Freedom Convoy leader Tamara Lich, reflecting on her recent house arrest verdict, said she has no “remorse” and will not “apologize” for leading a movement that demanded an end to all COVID mandates.

Lich revealed in an X post this week that in conversations with her lawyer, Lawrence Greenspon, over the past few months, she told him, “I would not, and could not, express remorse as it would be dishonest and disingenuous.”

“To whom shall I apologize? The thousands of Canadians who stopped planning to take their own lives when the convoy started? To the thousands of Canadians who were able to return to their jobs? Or should I apologize to all the Canadians who can kiss their dying loved ones or have their families over for Thanksgiving?” she observed.

On October 7, Ontario Court Justice Heather Perkins-McVey sentenced Lich and Chris Barber to 18 months’ house arrest after being convicted earlier in the year convicted of “mischief.”

As reported by LifeSiteNews, the Canadian government was hoping to put Lich in jail for no less than seven years and Barber for eight years for their roles in the 2022 protests against COVID mandates.

Interestingly, Perkins-McVey said about Lich and Barber during the sentencing, “They came with the noblest of intent and did not advocate for violence.”

In Lich’s X post, she noted that while she has “no doubt” some citizens of Ottawa “felt afraid, threatened and terrorized” by the protests, she blamed the Liberal government under former Prime Minister Justin Trudeau.

“How could they not when their mayor and politicians were labeling us as an angry mob coming to overthrow the government before we even left Alberta?” she wrote.

“Do I feel bad for these people?
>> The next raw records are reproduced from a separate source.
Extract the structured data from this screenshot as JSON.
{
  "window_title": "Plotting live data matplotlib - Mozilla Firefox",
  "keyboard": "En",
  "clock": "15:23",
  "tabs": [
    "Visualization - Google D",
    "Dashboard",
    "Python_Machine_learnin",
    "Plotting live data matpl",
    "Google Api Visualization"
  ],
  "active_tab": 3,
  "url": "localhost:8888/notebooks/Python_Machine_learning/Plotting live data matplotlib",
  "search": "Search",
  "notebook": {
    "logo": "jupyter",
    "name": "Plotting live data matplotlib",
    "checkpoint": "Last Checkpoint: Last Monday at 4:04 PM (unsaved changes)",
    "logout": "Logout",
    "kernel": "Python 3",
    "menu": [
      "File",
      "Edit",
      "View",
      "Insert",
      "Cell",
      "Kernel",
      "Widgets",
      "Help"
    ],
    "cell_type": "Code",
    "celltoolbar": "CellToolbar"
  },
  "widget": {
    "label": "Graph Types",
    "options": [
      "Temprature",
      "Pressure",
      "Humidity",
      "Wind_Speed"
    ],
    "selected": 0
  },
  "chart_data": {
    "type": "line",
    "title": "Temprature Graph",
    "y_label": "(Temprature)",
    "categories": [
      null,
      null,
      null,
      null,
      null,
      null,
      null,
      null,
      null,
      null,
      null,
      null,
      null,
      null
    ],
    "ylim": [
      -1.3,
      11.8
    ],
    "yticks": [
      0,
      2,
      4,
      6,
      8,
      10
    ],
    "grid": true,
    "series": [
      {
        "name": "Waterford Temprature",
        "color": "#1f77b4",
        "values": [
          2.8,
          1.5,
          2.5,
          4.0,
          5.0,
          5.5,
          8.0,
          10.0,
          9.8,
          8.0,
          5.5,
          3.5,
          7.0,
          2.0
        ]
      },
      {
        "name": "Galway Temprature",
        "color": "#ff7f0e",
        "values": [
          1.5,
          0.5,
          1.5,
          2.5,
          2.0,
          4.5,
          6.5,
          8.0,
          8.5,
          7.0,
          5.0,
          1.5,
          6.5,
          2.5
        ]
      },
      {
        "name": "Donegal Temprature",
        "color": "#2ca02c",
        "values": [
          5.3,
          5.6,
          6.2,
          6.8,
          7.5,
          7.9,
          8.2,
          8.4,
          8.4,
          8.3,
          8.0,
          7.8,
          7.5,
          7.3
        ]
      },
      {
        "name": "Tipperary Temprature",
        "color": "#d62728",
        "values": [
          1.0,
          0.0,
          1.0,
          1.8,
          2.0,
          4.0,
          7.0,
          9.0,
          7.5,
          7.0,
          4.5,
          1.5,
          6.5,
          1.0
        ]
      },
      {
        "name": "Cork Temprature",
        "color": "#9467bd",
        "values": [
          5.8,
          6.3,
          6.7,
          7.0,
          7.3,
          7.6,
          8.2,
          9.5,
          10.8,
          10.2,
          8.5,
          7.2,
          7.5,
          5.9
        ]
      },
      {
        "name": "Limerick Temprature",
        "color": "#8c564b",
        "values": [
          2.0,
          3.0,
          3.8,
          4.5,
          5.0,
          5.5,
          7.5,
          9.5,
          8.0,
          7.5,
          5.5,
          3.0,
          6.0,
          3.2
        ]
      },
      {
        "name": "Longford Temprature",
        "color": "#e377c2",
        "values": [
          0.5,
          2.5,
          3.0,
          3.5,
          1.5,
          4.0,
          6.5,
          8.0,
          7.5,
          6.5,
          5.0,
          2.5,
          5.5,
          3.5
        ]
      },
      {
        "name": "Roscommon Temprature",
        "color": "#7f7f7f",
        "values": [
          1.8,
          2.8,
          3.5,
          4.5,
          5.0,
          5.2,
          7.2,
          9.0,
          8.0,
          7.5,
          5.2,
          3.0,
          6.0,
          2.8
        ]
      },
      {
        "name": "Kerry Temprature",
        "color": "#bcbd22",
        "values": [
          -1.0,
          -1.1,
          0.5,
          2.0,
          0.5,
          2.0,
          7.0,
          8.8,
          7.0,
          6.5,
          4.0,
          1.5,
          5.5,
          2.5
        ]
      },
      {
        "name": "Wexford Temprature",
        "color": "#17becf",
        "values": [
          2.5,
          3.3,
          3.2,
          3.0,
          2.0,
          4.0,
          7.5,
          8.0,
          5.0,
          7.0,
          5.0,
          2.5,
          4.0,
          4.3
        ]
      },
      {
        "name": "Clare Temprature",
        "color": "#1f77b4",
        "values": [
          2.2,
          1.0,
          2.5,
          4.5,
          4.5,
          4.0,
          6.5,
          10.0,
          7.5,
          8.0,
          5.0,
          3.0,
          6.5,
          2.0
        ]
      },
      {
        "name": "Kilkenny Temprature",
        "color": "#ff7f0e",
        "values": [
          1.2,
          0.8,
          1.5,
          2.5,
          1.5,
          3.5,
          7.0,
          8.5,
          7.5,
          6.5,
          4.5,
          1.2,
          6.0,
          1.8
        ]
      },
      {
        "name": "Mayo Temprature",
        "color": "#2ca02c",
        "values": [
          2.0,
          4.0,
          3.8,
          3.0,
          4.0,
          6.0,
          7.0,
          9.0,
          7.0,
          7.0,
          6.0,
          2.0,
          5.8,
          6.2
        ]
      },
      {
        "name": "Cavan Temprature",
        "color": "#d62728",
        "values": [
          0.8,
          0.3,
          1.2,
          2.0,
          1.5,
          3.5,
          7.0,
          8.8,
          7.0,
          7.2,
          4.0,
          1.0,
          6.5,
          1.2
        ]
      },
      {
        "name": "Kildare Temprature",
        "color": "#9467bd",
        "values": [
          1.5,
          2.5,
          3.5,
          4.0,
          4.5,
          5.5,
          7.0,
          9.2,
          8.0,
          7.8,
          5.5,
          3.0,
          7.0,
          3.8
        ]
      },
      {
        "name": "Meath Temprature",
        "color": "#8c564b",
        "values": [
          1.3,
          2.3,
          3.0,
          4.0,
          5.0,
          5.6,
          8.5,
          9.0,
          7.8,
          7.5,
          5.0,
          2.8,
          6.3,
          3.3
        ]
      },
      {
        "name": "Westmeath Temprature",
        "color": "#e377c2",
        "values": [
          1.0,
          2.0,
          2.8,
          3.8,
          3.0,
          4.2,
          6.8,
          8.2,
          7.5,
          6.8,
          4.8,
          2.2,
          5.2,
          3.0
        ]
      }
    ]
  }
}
Of course I do. I wish no ill will upon anyone. However, it was their very own leaders who lied to them and misled them. There are citizens in Ottawa genuinely afraid of working-class Canadians, who had never met a trucker or an oil patch worker.”

Specifically, Barber was handed an 18-month conditional sentence, with a concurrent three-month sentence for counseling disobedience of a court order that can be served in the community.

Lich was given 18 months less time already spent in custody, amounting to 15 1/2 months.

Both Lich and Barber must remain in their house for the first 12 months except for medical emergencies and certain appointments. They are allowed to work and can leave their house for certain permitted activities for up to five hours once a week. They were also given a curfew and 100 hours of community service.

As reported by LifeSiteNews, Barber thanked Conservative MP Leslyn Lewis for “speaking up” in support of him and Canadians’ freedom rights after he and Lich were sentenced.

LifeSiteNews reported that Conservative Party leader Pierre Poilievre offered his thoughts on the sentencing, wishing them a “peaceful” life while stopping short of blasting the sentence as his fellow MPs did.

In early 2022, the Freedom Convoy saw thousands of Canadians from coast to coast come to Ottawa to demand an end to COVID mandates in all forms. Despite the peaceful nature of the protest, Trudeau’s government enacted the never-before-used Emergencies Act (EA) on February 14, 2022.